Leo Varadkar, Premier ministre de la République d'Irlande, arrivé en même temps qu'Emmanuel Macron, avait auparavant expliqué :

"Le temps presse, il y a des propositions pour un autre sommet en octobre et en novembre. L'Irlande veut évidemment éviter le scénario de sortie sans accord. Nous voulons éviter un Brexit sans accord, nous nous préparons pour cela. Je pense que nous devons redoubler d’efforts au cours des prochaines semaines pour nous assurer que nous aurons un accord".

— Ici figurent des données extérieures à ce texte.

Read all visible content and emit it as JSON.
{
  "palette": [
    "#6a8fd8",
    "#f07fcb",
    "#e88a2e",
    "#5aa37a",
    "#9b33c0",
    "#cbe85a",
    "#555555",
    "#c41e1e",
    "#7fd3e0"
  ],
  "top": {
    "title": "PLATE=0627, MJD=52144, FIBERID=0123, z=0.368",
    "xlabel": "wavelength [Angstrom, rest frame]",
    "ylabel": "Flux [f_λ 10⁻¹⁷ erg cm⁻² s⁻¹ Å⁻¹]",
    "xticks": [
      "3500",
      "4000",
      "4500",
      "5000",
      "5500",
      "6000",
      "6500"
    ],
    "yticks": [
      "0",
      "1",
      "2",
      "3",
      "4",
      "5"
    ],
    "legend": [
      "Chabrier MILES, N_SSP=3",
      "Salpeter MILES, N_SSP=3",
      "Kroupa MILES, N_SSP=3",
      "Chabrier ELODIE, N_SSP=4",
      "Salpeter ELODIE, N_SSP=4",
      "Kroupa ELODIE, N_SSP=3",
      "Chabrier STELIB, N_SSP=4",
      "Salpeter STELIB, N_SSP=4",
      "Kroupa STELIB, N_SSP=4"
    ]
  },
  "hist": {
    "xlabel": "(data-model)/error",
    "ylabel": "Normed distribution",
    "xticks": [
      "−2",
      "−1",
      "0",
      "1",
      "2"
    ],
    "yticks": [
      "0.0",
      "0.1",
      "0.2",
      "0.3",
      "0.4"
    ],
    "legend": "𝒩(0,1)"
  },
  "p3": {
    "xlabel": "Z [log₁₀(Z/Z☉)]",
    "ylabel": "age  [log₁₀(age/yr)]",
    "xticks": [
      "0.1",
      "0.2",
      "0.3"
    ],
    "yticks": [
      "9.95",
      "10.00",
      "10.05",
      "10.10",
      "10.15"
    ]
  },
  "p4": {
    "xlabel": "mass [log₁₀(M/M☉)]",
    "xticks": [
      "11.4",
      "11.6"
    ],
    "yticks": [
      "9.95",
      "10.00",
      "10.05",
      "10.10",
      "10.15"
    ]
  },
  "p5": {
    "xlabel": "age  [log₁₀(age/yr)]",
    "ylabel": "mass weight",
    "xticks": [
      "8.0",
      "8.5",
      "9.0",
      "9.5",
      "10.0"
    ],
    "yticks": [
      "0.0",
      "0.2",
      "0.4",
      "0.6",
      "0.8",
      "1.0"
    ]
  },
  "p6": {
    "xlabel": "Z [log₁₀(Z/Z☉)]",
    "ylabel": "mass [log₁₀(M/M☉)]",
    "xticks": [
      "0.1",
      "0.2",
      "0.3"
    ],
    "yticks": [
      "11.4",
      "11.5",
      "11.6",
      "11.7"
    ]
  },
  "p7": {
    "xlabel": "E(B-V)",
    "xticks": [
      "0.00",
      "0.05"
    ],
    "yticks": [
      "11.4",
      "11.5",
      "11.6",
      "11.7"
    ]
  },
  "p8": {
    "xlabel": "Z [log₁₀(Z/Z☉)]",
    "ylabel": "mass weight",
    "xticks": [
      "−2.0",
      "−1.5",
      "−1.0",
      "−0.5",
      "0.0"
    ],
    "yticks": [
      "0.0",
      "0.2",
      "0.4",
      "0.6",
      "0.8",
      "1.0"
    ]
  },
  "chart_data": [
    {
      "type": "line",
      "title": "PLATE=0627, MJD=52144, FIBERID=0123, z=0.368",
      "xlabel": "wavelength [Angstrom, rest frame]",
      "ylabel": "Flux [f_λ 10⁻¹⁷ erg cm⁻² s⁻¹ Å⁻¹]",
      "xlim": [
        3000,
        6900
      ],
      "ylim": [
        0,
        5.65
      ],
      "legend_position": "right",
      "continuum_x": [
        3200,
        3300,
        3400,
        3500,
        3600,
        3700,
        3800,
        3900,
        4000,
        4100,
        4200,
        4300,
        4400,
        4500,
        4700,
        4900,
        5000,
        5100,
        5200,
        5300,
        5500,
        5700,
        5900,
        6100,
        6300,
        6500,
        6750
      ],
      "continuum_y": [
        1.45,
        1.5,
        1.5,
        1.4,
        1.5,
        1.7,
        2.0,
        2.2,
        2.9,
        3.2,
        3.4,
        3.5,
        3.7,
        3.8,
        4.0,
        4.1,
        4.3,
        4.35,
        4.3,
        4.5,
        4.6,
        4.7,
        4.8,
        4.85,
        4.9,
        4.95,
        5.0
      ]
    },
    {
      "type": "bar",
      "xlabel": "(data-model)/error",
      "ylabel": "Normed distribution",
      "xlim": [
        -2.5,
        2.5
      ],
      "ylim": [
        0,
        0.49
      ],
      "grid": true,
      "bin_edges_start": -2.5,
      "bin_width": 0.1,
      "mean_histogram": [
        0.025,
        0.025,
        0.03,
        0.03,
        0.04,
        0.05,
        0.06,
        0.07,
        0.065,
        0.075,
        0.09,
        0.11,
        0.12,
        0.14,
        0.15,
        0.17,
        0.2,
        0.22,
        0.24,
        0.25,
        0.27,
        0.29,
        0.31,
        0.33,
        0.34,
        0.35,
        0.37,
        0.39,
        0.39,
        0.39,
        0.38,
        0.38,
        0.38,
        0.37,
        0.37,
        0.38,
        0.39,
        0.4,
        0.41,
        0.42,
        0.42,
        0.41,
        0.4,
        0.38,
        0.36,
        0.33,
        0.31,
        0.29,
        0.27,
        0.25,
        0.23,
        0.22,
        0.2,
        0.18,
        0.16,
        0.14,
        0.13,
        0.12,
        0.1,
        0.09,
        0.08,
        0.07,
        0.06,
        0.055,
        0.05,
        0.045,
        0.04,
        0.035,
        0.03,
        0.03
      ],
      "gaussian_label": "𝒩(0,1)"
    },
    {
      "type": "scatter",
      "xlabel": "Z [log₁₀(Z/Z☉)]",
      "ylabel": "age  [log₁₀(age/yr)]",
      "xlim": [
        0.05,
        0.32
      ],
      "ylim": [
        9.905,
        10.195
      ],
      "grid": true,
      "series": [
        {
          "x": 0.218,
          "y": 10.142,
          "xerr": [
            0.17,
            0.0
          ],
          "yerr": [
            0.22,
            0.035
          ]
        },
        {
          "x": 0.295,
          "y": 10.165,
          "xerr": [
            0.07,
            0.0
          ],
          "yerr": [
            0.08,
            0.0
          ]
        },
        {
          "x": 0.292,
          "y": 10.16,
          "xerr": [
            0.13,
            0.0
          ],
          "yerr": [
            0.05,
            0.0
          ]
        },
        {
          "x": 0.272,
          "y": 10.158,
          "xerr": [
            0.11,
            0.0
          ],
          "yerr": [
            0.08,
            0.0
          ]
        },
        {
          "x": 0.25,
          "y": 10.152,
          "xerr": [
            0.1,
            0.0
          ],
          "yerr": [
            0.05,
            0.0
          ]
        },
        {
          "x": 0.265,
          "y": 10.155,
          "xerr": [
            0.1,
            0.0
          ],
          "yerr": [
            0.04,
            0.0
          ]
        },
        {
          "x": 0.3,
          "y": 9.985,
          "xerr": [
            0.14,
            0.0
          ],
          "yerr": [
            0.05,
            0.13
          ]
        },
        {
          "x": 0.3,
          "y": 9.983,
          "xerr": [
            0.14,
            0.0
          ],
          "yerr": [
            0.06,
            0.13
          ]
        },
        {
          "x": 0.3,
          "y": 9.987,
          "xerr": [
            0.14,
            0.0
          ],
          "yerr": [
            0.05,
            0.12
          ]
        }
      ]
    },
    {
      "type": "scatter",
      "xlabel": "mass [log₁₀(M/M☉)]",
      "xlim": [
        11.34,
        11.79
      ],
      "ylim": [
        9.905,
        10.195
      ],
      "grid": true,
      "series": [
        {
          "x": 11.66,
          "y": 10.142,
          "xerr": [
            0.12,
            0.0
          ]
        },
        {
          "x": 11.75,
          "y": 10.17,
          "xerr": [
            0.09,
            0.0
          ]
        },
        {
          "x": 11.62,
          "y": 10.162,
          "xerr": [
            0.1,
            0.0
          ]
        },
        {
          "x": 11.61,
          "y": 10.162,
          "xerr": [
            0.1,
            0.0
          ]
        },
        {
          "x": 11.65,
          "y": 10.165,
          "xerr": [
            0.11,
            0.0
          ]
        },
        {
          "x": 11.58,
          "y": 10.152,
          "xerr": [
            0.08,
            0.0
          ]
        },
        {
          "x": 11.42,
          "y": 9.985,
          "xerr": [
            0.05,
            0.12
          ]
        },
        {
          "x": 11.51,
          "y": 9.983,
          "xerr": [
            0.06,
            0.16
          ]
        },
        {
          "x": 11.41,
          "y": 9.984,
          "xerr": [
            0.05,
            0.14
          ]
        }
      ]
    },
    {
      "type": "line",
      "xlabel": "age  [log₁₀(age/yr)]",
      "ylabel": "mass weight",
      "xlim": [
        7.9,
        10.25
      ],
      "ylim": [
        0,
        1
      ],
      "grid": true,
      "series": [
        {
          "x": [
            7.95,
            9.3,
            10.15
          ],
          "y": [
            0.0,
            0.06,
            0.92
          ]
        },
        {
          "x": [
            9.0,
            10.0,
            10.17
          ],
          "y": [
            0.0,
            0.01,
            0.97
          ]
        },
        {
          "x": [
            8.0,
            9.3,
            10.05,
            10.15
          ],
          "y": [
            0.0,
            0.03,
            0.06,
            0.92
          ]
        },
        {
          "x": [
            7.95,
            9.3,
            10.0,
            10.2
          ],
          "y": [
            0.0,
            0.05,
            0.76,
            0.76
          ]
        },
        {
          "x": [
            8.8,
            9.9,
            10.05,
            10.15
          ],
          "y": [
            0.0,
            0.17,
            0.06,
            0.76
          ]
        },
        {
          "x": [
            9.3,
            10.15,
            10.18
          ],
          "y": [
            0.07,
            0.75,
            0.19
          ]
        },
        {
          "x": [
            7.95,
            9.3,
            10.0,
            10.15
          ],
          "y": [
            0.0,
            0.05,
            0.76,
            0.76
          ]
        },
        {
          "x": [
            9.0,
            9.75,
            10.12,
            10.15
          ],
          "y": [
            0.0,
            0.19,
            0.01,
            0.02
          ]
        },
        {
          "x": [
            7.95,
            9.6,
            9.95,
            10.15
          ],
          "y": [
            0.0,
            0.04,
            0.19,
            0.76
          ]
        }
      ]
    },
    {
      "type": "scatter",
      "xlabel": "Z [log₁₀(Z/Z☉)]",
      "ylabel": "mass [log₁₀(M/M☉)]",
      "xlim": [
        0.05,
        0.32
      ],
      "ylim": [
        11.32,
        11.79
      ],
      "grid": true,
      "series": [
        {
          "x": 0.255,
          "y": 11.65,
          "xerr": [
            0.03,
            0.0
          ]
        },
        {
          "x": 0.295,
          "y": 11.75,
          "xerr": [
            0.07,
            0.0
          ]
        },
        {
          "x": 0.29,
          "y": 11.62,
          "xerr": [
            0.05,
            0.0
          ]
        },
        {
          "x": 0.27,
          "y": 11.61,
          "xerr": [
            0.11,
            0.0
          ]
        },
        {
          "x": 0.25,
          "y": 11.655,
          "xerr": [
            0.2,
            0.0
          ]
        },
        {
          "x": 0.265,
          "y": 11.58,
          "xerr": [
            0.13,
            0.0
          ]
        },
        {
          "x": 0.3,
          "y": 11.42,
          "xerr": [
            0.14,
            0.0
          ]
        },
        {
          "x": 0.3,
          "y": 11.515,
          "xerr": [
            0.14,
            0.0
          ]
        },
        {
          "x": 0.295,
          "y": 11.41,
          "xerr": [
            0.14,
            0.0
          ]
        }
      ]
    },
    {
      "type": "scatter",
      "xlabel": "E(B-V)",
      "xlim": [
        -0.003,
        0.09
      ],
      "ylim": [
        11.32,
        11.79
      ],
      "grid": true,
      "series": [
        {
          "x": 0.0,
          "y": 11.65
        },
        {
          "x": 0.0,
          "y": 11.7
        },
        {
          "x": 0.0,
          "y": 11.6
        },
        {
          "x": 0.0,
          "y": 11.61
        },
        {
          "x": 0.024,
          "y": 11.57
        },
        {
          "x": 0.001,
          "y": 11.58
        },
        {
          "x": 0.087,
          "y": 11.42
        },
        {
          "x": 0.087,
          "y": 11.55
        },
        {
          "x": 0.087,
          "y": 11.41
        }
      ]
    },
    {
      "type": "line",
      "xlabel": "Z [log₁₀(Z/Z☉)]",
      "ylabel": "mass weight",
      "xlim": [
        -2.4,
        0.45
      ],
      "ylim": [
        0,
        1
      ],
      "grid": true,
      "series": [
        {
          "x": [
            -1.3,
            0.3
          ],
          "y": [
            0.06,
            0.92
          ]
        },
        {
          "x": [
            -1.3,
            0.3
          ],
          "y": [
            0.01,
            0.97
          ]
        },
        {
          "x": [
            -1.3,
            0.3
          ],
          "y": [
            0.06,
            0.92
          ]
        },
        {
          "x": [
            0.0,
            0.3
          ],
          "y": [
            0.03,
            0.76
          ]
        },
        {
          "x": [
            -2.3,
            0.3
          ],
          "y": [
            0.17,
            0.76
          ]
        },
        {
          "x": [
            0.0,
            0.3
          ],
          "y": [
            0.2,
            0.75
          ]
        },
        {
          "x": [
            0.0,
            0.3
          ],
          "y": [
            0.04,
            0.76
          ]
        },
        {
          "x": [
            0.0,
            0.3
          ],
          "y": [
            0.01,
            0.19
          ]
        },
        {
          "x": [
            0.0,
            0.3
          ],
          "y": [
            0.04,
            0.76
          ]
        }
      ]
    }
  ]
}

Avant le déjeuner à 27 consacré au Brexit, les dirigeants européens ont débattu tous ensemble ce matin de questions de sécurité, comme la coopération policière, ou encore la lutte contre les contenus terroristes sur internet.

Ce jeudi après-midi, les chefs d'État et de gouvernement doivent aussi faire état de leur avancées sur la politique migratoire européenne.

L'été a été marqué par des discussions tendues autour de navires transportant des migrants en Méditerranée. L'Italie avec à sa tête un gouvernement antisystème devrait une nouvelle fois faire entendre sa voix et demander de l'aide à ses partenaires, elle refuse désormais d'ouvrir ses ports sans promesse d'un partage de l'accueil des demandeurs d'asile.

Donald Tusk avait souhaité que la rencontre de Salzbourg permette de mettre fin au "jeu des reproches" qui persiste entre États membres, malgré la forte baisse du nombre des arrivées sur les côtes européennes par rapport au pic de 2015.

Mais les échanges ce soir ont montré que "les différences persistent" sur la dimension interne de la politique migratoire européenne, a commenté une source européenne après le dîner.

Les Européens continuent de se déchirer sur la question du partage de l'accueil des demandeurs d'asile. Les pays méditerranéens le réclament, ceux de l'Est le rejettent toujours catégoriquement.

Ils se rejoignent en revanche désormais sur certains objectifs: intensifier les expulsions de migrants ne pouvant prétendre au droit d'asile, faire pression sur les pays de transit et d'origine, et renforcer les frontières extérieures de l'UE.

Sur ce dernier point, le chancelier autrichien a cependant déploré mercredi des réticences de la part de l'Italie, l'Espagne et la Grèce face au projet d'un renforcement considérable de l'agence européenne de garde-frontières.